А ты обладаешь привилегией ответить: «Да, я исландец».

Потом оглядываешься.

И не веришь своим глазам, хотя ухо уже все знает.

Пусть даже я был готов к встрече. Дверцы моих глаз, языка, уха — на них нет замков. Мои руки, мои объятия — всегда открыты.

Короткая встреча. Встреча раз и навсегда. Хотя уже у Сен-Поля она обернулась к выходу:

— Что ж, мне пора.

Париж свернулся клубком вокруг ее исчезновения.

Каштаны, кафе, уличные перекрестки — во всем было ее исчезновение. Почему я не удержал ее, ведь я уже достиг в моей зрелости той фазы, когда соки начинают пробиваться из-под оболочки «я», и на протяжении многих дней и ночей я недоумевал, как же она умудряется не почуять мои «феромоны» на каждом уличном углу. В тщетной погоне за нею я оставил свои «метки» по всему кварталу Марэ, меня и мой принюхивающийся нос можно было видеть повсюду — от улицы Шарло до улицы Сент-Антуан, от улицы Вьей-дю-Тампль до улицы Тюренн. И даже слышать мои завывания.

Кто она? Женщина из лунного молока? Конгломерат заветных мечтаний литературных школ, собранных в Париже? Чистейшая суть женщины, когда все наносное смыто, все ненужные обрывки мыслей стерты? Вот — Она. Гостья. Пришелица из иных времен? Бретонова Надя?[79] Возлюбленная Рене Шара[80], будто закутанная в синие меха?

Хотя моя способность материализовывать женщин прямо из воздуха ничуть не уступала отцовской, ничего не помогало. Однако Париж изменился. Там, где еще недавно не было ничего, — теперь было всё: индийские ткани из Раджастхана, изразцовые фризы и кальвадос, свежепокрашенные старинные шкафы и перченые венгерские колбасы, конголезские узоры в духе Клее, шоколадные яйца и костюмы от Кензо, румынские блузки и сирийские скульптуры, собачье дерьмо и почтовые конторы, молдаванки-нищенки и мелкий бюрократический дождик, стучащий по крышам, пепельницы и пенсионеры-машинисты; мир переполнен всем, кроме одного, я заглядываю в цветочные магазины, в кафе, листаю у Одиль все книги подряд, философию, богословие — вдруг ты здесь? В эльзасских эссе, в португальских поэмах, в сангвинических песнях, в какой-нибудь рифме Рембо? Мои глаза, уши, язык не дают мне покоя; кусочек tarte de rhubarbe, овернский сыр — весь мир в заговоре с нею, все идет от нее, а может быть, она — заложница мира, посланная за тем, чтобы я узнал его глубину, высоту и ширину? Боль, которую мне тоже необходимо узнать? Речь, которую необходимо создать? Чувства, чтобы очиститься в их круженье?
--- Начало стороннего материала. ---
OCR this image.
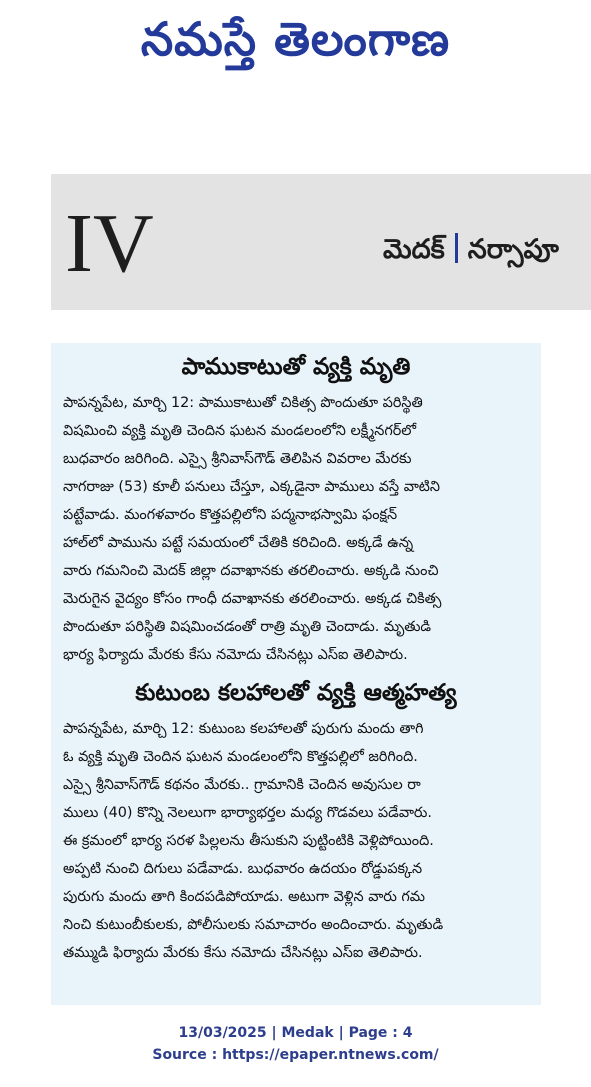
నమస్తే తెలంగాణ
IV	మెదక్ నర్సాపూ
పాముకాటుతో వ్యక్తి మృతి
పాపన్నపేట, మార్చి 12: పాముకాటుతో చికిత్స పొందుతూ పరిస్థితి
విషమించి వ్యక్తి మృతి చెందిన ఘటన మండలంలోని లక్ష్మీనగర్‌లో
బుధవారం జరిగింది. ఎస్సై శ్రీనివాస్‌గౌడ్ తెలిపిన వివరాల మేరకు
నాగరాజు (53) కూలీ పనులు చేస్తూ, ఎక్కడైనా పాములు వస్తే వాటిని
పట్టేవాడు. మంగళవారం కొత్తపల్లిలోని పద్మనాభస్వామి ఫంక్షన్
హాల్‌లో పామును పట్టే సమయంలో చేతికి కరిచింది. అక్కడే ఉన్న
వారు గమనించి మెదక్ జిల్లా దవాఖానకు తరలించారు. అక్కడి నుంచి
మెరుగైన వైద్యం కోసం గాంధీ దవాఖానకు తరలించారు. అక్కడ చికిత్స
పొందుతూ పరిస్థితి విషమించడంతో రాత్రి మృతి చెందాడు. మృతుడి
భార్య ఫిర్యాదు మేరకు కేసు నమోదు చేసినట్లు ఎస్ఐ తెలిపారు.
కుటుంబ కలహాలతో వ్యక్తి ఆత్మహత్య
పాపన్నపేట, మార్చి 12: కుటుంబ కలహాలతో పురుగు మందు తాగి
ఓ వ్యక్తి మృతి చెందిన ఘటన మండలంలోని కొత్తపల్లిలో జరిగింది.
ఎస్సై శ్రీనివాస్‌గౌడ్ కథనం మేరకు.. గ్రామానికి చెందిన అవుసుల రా
ములు (40) కొన్ని నెలలుగా భార్యాభర్తల మధ్య గొడవలు పడేవారు.
ఈ క్రమంలో భార్య సరళ పిల్లలను తీసుకుని పుట్టింటికి వెళ్లిపోయింది.
అప్పటి నుంచి దిగులు పడేవాడు. బుధవారం ఉదయం రోడ్డుపక్కన
పురుగు మందు తాగి కిందపడిపోయాడు. అటుగా వెళ్లిన వారు గమ
నించి కుటుంబీకులకు, పోలీసులకు సమాచారం అందించారు. మృతుడి
తమ్ముడి ఫిర్యాదు మేరకు కేసు నమోదు చేసినట్లు ఎస్ఐ తెలిపారు.
13/03/2025 | Medak | Page : 4
Source : https://epaper.ntnews.com/
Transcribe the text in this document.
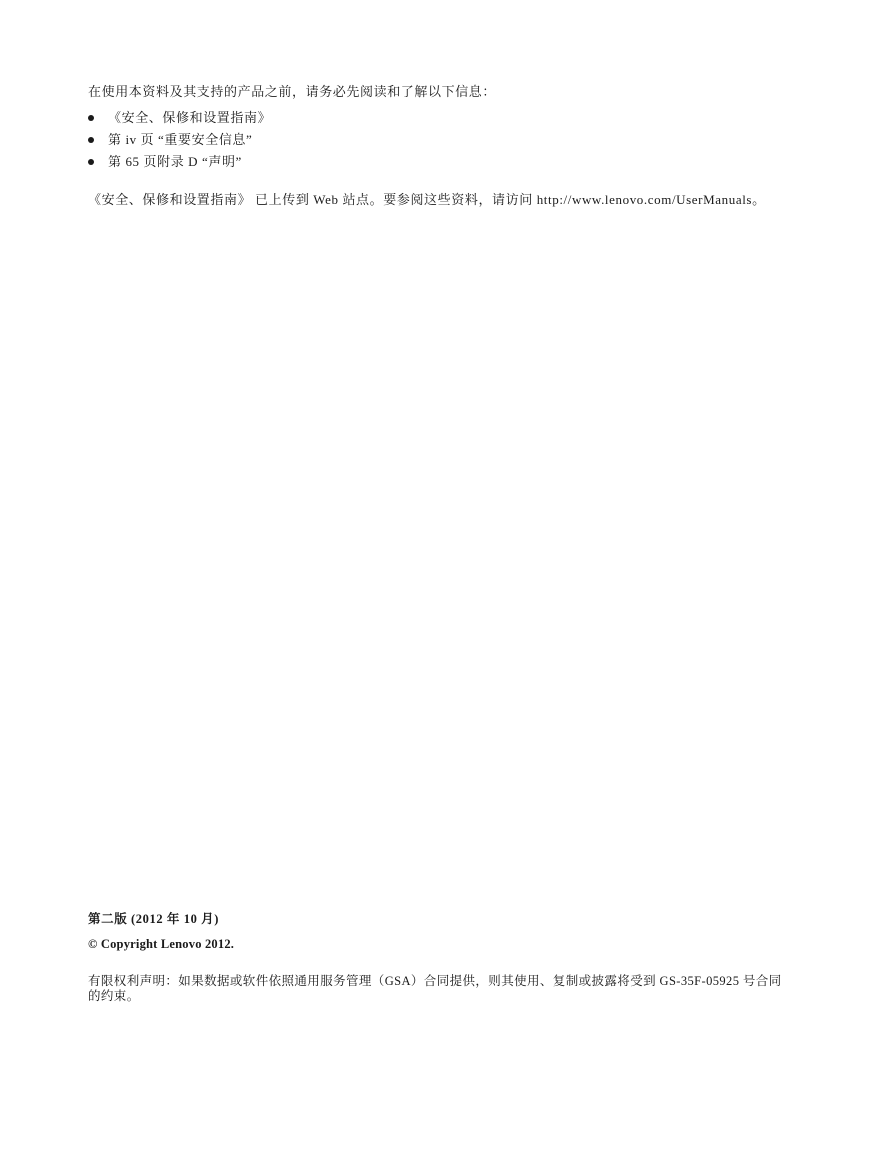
在使用本资料及其支持的产品之前，请务必先阅读和了解以下信息：

《安全、保修和设置指南》
第 iv 页 “重要安全信息”
第 65 页附录 D “声明”

《安全、保修和设置指南》 已上传到 Web 站点。要参阅这些资料，请访问 http://www.lenovo.com/UserManuals。

第二版 (2012 年 10 月)

© Copyright Lenovo 2012.

有限权利声明：如果数据或软件依照通用服务管理（GSA）合同提供，则其使用、复制或披露将受到 GS-35F-05925 号合同的约束。
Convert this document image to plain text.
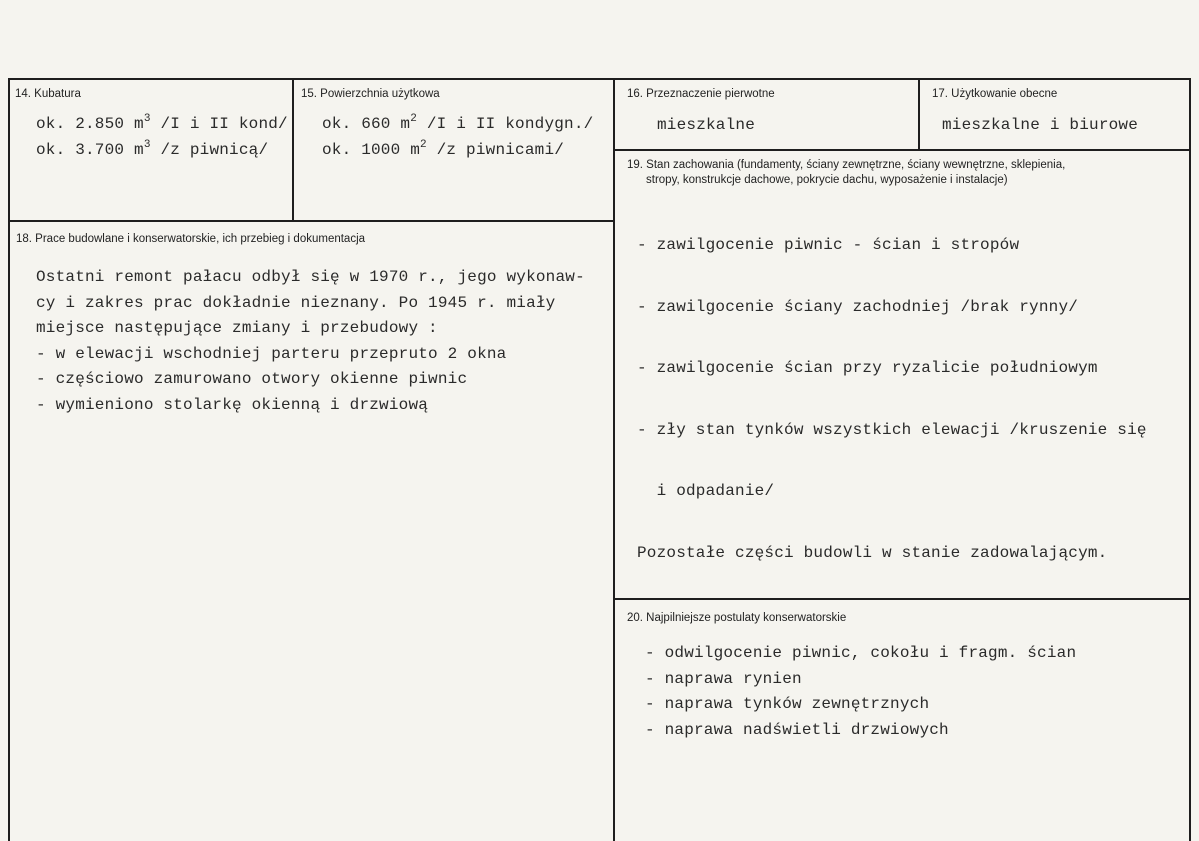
14. Kubatura
ok. 2.850 $m^3$ /I i II kond/
ok. 3.700 $m^3$ /z piwnicą/
15. Powierzchnia użytkowa
ok. 660 $m^2$ /I i II kondygn./
ok. 1000 $m^2$ /z piwnicami/
16. Przeznaczenie pierwotne
mieszkalne
17. Użytkowanie obecne
mieszkalne i biurowe
18. Prace budowlane i konserwatorskie, ich przebieg i dokumentacja
Ostatni remont pałacu odbył się w 1970 r., jego wykonaw-
cy i zakres prac dokładnie nieznany. Po 1945 r. miały
miejsce następujące zmiany i przebudowy :
- w elewacji wschodniej parteru przepruto 2 okna
- częściowo zamurowano otwory okienne piwnic
- wymieniono stolarkę okienną i drzwiową
19. Stan zachowania (fundamenty, ściany zewnętrzne, ściany wewnętrzne, sklepienia,
stropy, konstrukcje dachowe, pokrycie dachu, wyposażenie i instalacje)

- zawilgocenie piwnic - ścian i stropów

- zawilgocenie ściany zachodniej /brak rynny/

- zawilgocenie ścian przy ryzalicie południowym

- zły stan tynków wszystkich elewacji /kruszenie się

i odpadanie/

Pozostałe części budowli w stanie zadowalającym.

20. Najpilniejsze postulaty konserwatorskie
- odwilgocenie piwnic, cokołu i fragm. ścian
- naprawa rynien
- naprawa tynków zewnętrznych
- naprawa nadświetli drzwiowych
Я знал, что она создана для меня, что я видел ее прежде, видел если не ее саму, то ее набросок, посланный для пробы и теперь дерзким гостем мелькающий в глазах у прохожей, на секунду, в метро, в ресторанах, да, я видел ее ноги в ногах других женщин, перебегавших через площадь Вогез, мир тестировал ее, позволял ей — на мгновение — выглянуть из других женских глаз… Я видел ее в движении женской руки в магазинчике Феликса Потена, в бедре женщины, что любовалась матиссовской «Роскошью, покоем и наслаждением». В «Ла палетт» на улице Сены она вдруг явилась в чьих-то губах, мир был невыносим.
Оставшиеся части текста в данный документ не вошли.